- Born: 1971 or 1972 (age 53–54) Berhampur, India
- Education: Shivaji University; Xavier Institute of Management, Bhubaneswar;
- Occupation: CEO of Cognizant
- Board member of: Cognizant; Digimarc; Infosys; International Tennis Hall of Fame; New York Academy of Sciences; TransUnion; United States Chamber of Commerce;

= Ravi Kumar Singisetti =

Indian businessperson

Ravi Kumar Singisetti, also known as Ravi Kumar S and S Ravi Kumar, is the chief executive officer of the U.S.-based multinational information technology services company Cognizant. Previously, he was the president of the Indian company Infosys, and earlier in his career, he was a nuclear scientist at the Bhabha Atomic Research Centre and worked for Cambridge Technology Partners, Oracle, PricewaterhouseCoopers, and Publicis Sapient.

== Early life and education ==
Ravi Kumar was born in a Telugu family in Berhampur, Odisha, India. He earned an engineering degree at Shivaji University in Maharashtra and a Master of Business Administration degree at the Xavier Institute of Management, Bhubaneswar.

== Career ==
Early in his career, Ravi Kumar was a nuclear scientist for approximately three years, working on reactors at the Bhabha Atomic Research Centre in Mumbai starting in 1991. He became a senior consultant for PricewaterhouseCoopers and was an associate director at Cambridge Technology Partners. He worked at Oracle from 2000 to 2002 and has also worked for Publicis Sapient.

Ravi Kumar worked at the Indian information technology (IT) company Infosys for approximately twenty years, starting in 2002. He served as the company's president from January 2016 to October 2022 and was named deputy chief operating officer in 2017. He also served on the board of directors. During his tenure, Ravi Kumar oversaw business operations in India, China, Japan, and Latin America; services related to consulting, digital transformation, engineering, and technology; and cloud and infrastructure, data and analytics, and "enterprise package applications service lines."

Ravi Kumar became the chief executive officer of the U.S.-based IT company Cognizant in January 2023. Later that year, Kumar directed a $1 billion dollar investment toward the development of Cognizant’s artificial intelligence infrastructure.

Ravi Kumar also serves on the company's board and has been described as the highest paid Indian executive in the IT sector.

In addition to Infosys and Cognizant, Ravi Kumar has served on the boards of Digimarc, the International Tennis Hall of Fame, the New York Academy of Sciences, TransUnion, and the United States Chamber of Commerce.
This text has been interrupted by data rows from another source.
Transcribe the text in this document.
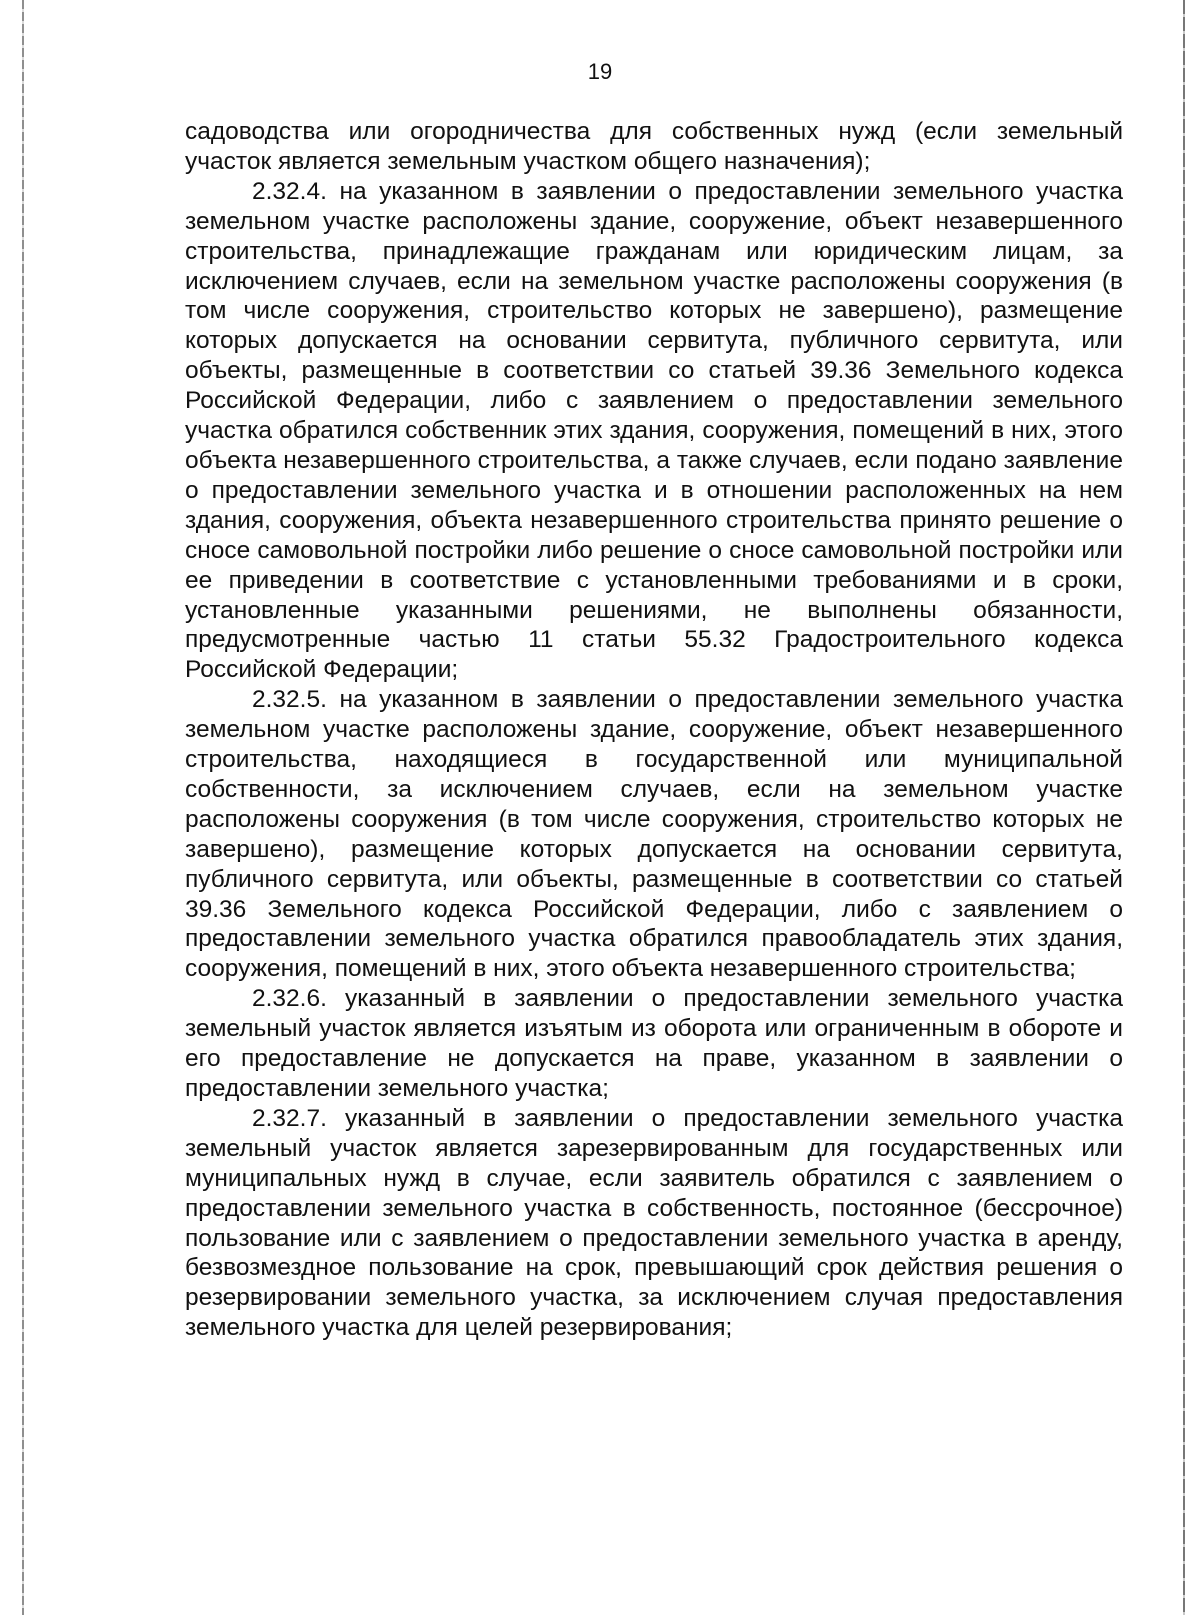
19

садоводства или огородничества для собственных нужд (если земельный участок является земельным участком общего назначения);

2.32.4. на указанном в заявлении о предоставлении земельного участка земельном участке расположены здание, сооружение, объект незавершенного строительства, принадлежащие гражданам или юридическим лицам, за исключением случаев, если на земельном участке расположены сооружения (в том числе сооружения, строительство которых не завершено), размещение которых допускается на основании сервитута, публичного сервитута, или объекты, размещенные в соответствии со статьей 39.36 Земельного кодекса Российской Федерации, либо с заявлением о предоставлении земельного участка обратился собственник этих здания, сооружения, помещений в них, этого объекта незавершенного строительства, а также случаев, если подано заявление о предоставлении земельного участка и в отношении расположенных на нем здания, сооружения, объекта незавершенного строительства принято решение о сносе самовольной постройки либо решение о сносе самовольной постройки или ее приведении в соответствие с установленными требованиями и в сроки, установленные указанными решениями, не выполнены обязанности, предусмотренные частью 11 статьи 55.32 Градостроительного кодекса Российской Федерации;

2.32.5. на указанном в заявлении о предоставлении земельного участка земельном участке расположены здание, сооружение, объект незавершенного строительства, находящиеся в государственной или муниципальной собственности, за исключением случаев, если на земельном участке расположены сооружения (в том числе сооружения, строительство которых не завершено), размещение которых допускается на основании сервитута, публичного сервитута, или объекты, размещенные в соответствии со статьей 39.36 Земельного кодекса Российской Федерации, либо с заявлением о предоставлении земельного участка обратился правообладатель этих здания, сооружения, помещений в них, этого объекта незавершенного строительства;

2.32.6. указанный в заявлении о предоставлении земельного участка земельный участок является изъятым из оборота или ограниченным в обороте и его предоставление не допускается на праве, указанном в заявлении о предоставлении земельного участка;

2.32.7. указанный в заявлении о предоставлении земельного участка земельный участок является зарезервированным для государственных или муниципальных нужд в случае, если заявитель обратился с заявлением о предоставлении земельного участка в собственность, постоянное (бессрочное) пользование или с заявлением о предоставлении земельного участка в аренду, безвозмездное пользование на срок, превышающий срок действия решения о резервировании земельного участка, за исключением случая предоставления земельного участка для целей резервирования;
He became a board member of the U.S.–India Strategic Partnership Forum in 2024. Ravi Kumar has also been a member of the Skills Consortium of the World Economic Forum and the Manhattan chapter of the Young Presidents' Organization.

In 2025 and 2026, Kumar was named to Time Magazine’s TIME100 list of the most influential people in artificial intelligence.

== Personal life ==
Ravi Kumar was based in Hyderabad when he joined Infosys in 2002. He has lived in Manhattan since 2014.